House of Lords refuse to interfere in an arbitration award

Wednesday 6 July 2005 at 11:47 pm | In News | Post Comment

Lesotho Highlands Development Authority-v- Impregilo SpA and Others [2005] UKHL
[ADR – arbitration – courts reluctant to interfere with arbitration findings – statutory interpretation]
D built a dam in Lesotho (Africa) for C. The parties took a dispute about additional labour costs to an arbitration tribunal in London. The Tribunal made an award in sterling and euros rather than the local Lesothan currency. Under the 1996 Act, a party may apply to the court challenging an award if the Tribunal has exceeded its powers. However, International Chamber of Commerce (ICC) Rule 28.6 provides that all parties forego any right of appeal to the courts, except for a serious irregularity under the 1996 Act.
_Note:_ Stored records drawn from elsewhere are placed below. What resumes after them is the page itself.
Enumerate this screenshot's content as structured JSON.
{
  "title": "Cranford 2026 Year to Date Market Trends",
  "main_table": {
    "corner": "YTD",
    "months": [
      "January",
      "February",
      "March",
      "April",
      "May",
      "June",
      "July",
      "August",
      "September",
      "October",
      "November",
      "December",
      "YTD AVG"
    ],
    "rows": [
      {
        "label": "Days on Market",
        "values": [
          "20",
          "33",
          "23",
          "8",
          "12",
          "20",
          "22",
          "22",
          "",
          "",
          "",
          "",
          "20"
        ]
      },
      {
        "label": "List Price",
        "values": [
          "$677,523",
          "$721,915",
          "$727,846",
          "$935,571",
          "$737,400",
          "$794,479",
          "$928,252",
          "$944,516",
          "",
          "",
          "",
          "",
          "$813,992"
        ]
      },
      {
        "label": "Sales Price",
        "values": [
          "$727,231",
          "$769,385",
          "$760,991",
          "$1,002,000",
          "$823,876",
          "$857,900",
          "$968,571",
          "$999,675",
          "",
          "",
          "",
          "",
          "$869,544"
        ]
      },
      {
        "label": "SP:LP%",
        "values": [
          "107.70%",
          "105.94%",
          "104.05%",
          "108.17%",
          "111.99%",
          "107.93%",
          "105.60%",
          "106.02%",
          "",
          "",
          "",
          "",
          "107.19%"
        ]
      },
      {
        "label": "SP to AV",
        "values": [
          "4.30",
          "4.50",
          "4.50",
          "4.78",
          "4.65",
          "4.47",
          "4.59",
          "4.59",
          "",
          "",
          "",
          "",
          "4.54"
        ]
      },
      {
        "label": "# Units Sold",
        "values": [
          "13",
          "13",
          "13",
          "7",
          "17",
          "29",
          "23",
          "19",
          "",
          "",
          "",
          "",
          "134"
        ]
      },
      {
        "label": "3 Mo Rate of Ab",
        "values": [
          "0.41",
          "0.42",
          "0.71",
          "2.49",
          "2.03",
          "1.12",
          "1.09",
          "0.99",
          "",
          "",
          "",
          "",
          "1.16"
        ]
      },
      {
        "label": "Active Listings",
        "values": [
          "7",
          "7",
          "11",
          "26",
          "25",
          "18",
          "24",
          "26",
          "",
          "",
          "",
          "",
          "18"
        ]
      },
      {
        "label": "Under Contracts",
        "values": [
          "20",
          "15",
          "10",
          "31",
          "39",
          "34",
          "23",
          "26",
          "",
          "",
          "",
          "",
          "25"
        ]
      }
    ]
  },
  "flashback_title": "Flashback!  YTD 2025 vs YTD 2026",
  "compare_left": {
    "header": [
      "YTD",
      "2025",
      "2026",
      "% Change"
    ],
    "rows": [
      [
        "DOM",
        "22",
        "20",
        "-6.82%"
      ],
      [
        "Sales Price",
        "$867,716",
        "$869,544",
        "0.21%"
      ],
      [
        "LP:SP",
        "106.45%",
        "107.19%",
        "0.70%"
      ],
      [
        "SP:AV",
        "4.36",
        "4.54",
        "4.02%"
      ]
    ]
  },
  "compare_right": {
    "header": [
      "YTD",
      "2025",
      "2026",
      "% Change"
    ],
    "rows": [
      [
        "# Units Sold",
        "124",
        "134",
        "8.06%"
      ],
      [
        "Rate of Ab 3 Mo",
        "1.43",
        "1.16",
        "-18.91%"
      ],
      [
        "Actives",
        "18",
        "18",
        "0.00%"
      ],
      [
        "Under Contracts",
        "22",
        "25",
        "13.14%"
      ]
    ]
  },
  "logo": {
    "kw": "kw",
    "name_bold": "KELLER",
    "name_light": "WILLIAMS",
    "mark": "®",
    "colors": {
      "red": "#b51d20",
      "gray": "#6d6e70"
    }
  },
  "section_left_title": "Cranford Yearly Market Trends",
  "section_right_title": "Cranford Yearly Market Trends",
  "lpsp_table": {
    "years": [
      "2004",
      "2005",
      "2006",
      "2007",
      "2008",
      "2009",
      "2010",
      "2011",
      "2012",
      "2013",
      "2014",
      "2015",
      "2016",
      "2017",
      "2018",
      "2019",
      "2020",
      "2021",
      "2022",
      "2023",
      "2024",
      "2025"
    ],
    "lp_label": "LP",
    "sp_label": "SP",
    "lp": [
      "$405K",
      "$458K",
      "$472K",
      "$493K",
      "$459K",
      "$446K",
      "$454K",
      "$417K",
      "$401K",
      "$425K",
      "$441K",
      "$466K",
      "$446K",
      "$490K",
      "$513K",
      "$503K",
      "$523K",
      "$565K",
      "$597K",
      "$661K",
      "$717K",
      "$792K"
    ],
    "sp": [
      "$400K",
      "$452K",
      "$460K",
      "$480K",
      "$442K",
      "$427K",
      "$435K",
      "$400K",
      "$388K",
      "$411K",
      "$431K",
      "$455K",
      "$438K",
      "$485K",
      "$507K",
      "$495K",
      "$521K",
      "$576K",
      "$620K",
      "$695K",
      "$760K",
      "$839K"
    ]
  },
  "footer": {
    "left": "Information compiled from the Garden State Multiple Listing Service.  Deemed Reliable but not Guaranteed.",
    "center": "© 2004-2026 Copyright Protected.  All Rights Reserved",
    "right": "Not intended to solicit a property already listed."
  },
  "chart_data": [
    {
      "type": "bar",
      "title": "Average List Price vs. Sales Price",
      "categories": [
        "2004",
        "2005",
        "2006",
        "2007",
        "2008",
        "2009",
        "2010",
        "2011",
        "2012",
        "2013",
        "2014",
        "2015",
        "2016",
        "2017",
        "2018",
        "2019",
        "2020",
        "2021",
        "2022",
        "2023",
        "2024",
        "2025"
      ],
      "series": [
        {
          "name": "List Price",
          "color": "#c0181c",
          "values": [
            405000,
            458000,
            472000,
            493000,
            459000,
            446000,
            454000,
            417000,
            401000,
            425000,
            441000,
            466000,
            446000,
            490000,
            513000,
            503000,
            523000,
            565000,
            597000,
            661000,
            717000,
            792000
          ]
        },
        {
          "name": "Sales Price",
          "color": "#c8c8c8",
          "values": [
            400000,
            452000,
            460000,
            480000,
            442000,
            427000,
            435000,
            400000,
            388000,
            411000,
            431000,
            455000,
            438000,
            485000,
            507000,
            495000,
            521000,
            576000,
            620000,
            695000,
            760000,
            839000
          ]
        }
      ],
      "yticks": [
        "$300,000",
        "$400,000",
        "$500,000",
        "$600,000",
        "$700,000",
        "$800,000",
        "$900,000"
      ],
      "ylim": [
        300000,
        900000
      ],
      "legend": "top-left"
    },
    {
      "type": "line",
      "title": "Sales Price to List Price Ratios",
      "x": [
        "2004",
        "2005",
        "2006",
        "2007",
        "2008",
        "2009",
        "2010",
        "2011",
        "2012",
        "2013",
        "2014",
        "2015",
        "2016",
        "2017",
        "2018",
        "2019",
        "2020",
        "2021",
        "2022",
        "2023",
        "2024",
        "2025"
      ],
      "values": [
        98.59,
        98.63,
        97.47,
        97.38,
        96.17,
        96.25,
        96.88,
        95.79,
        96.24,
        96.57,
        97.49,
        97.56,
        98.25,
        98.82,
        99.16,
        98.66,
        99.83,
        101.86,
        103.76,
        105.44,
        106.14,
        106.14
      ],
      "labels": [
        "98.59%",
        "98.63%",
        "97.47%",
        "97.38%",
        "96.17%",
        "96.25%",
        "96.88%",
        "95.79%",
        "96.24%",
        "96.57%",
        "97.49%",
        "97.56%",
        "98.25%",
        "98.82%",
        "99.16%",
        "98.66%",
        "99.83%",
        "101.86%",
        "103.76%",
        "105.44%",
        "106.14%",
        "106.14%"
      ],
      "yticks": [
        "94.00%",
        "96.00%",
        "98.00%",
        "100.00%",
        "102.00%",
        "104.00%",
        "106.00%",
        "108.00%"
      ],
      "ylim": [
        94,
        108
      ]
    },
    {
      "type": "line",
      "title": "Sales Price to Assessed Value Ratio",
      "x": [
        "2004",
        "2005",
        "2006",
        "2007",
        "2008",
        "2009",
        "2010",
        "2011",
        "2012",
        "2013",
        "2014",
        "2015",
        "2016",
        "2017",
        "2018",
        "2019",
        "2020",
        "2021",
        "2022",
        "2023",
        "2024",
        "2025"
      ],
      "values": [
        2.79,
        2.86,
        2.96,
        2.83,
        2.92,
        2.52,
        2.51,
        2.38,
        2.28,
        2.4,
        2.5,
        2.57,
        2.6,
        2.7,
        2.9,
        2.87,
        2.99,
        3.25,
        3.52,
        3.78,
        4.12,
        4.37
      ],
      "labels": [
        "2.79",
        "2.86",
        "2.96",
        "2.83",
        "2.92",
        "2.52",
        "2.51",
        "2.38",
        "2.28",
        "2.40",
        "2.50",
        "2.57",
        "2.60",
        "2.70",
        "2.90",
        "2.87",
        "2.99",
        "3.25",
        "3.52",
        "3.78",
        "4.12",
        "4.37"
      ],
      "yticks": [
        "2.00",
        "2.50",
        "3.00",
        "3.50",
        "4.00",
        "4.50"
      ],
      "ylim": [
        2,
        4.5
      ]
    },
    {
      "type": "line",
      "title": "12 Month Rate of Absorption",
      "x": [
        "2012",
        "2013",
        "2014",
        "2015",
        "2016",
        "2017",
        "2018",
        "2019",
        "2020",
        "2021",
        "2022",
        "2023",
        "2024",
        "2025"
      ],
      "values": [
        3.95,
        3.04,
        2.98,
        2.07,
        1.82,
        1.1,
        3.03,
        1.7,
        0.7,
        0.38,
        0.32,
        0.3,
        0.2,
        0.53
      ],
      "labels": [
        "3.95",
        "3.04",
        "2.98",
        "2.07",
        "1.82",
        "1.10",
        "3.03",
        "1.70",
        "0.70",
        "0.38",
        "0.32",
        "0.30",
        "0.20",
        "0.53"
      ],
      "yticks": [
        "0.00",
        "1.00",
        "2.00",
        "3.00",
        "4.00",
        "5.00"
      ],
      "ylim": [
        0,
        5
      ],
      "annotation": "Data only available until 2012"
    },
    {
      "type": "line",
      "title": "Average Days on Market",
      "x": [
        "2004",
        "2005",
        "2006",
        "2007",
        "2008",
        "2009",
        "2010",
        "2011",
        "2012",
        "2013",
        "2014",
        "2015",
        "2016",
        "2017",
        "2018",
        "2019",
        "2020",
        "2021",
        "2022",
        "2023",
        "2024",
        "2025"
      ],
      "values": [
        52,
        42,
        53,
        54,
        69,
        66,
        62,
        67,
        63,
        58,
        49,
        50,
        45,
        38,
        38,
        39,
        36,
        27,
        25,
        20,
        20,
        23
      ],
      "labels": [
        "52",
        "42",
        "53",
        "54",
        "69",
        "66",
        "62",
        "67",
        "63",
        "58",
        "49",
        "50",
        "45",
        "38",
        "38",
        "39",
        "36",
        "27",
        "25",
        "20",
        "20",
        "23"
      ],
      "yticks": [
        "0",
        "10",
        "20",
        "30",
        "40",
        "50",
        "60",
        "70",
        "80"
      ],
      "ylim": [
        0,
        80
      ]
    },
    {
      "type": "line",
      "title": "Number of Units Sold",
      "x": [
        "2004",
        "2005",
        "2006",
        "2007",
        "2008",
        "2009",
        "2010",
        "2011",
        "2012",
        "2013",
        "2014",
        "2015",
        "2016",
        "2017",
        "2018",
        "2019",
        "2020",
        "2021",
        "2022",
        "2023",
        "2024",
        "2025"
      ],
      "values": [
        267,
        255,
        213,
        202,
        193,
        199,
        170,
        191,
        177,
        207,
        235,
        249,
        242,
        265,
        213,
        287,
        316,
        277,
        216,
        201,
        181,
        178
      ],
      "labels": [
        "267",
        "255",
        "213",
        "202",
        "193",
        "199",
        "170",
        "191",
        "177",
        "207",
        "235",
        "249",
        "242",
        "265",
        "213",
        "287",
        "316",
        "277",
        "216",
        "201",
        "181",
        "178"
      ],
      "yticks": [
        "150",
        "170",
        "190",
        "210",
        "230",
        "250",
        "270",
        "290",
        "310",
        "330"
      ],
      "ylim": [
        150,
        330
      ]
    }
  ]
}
Held: Their Lordships refused to disturb the Tribunal’s award. They upheld the principle – of “great importance” – of minimal intervention in arbitration proceedings.

C won

Comment: The Act was examined textually. A high threshold was required for the courts to intervene in arbitrations. Lord Steyn adopted a purposive approach upholding that the 1996 Act was intended to promote one-stop adjudication. A major purpose of the 1996 Act was to reduce drastically the extent of intervention of courts in the arbitral process. “The Act has however given English arbitration law an entirely new face, a new policy, and new foundations. The English judicial authorities . . . have been replaced by the statute as the principal source of law. The influence of foreign and international methods and concepts is apparent in the text and structure of the Act, and has been openly acknowledged as such. Finally, the Act embodies a new balancing of the relationships between parties, advocates, arbitrators and courts which is not only designed to achieve a policy proclaimed within Parliament and outside, but may also have changed their juristic nature.”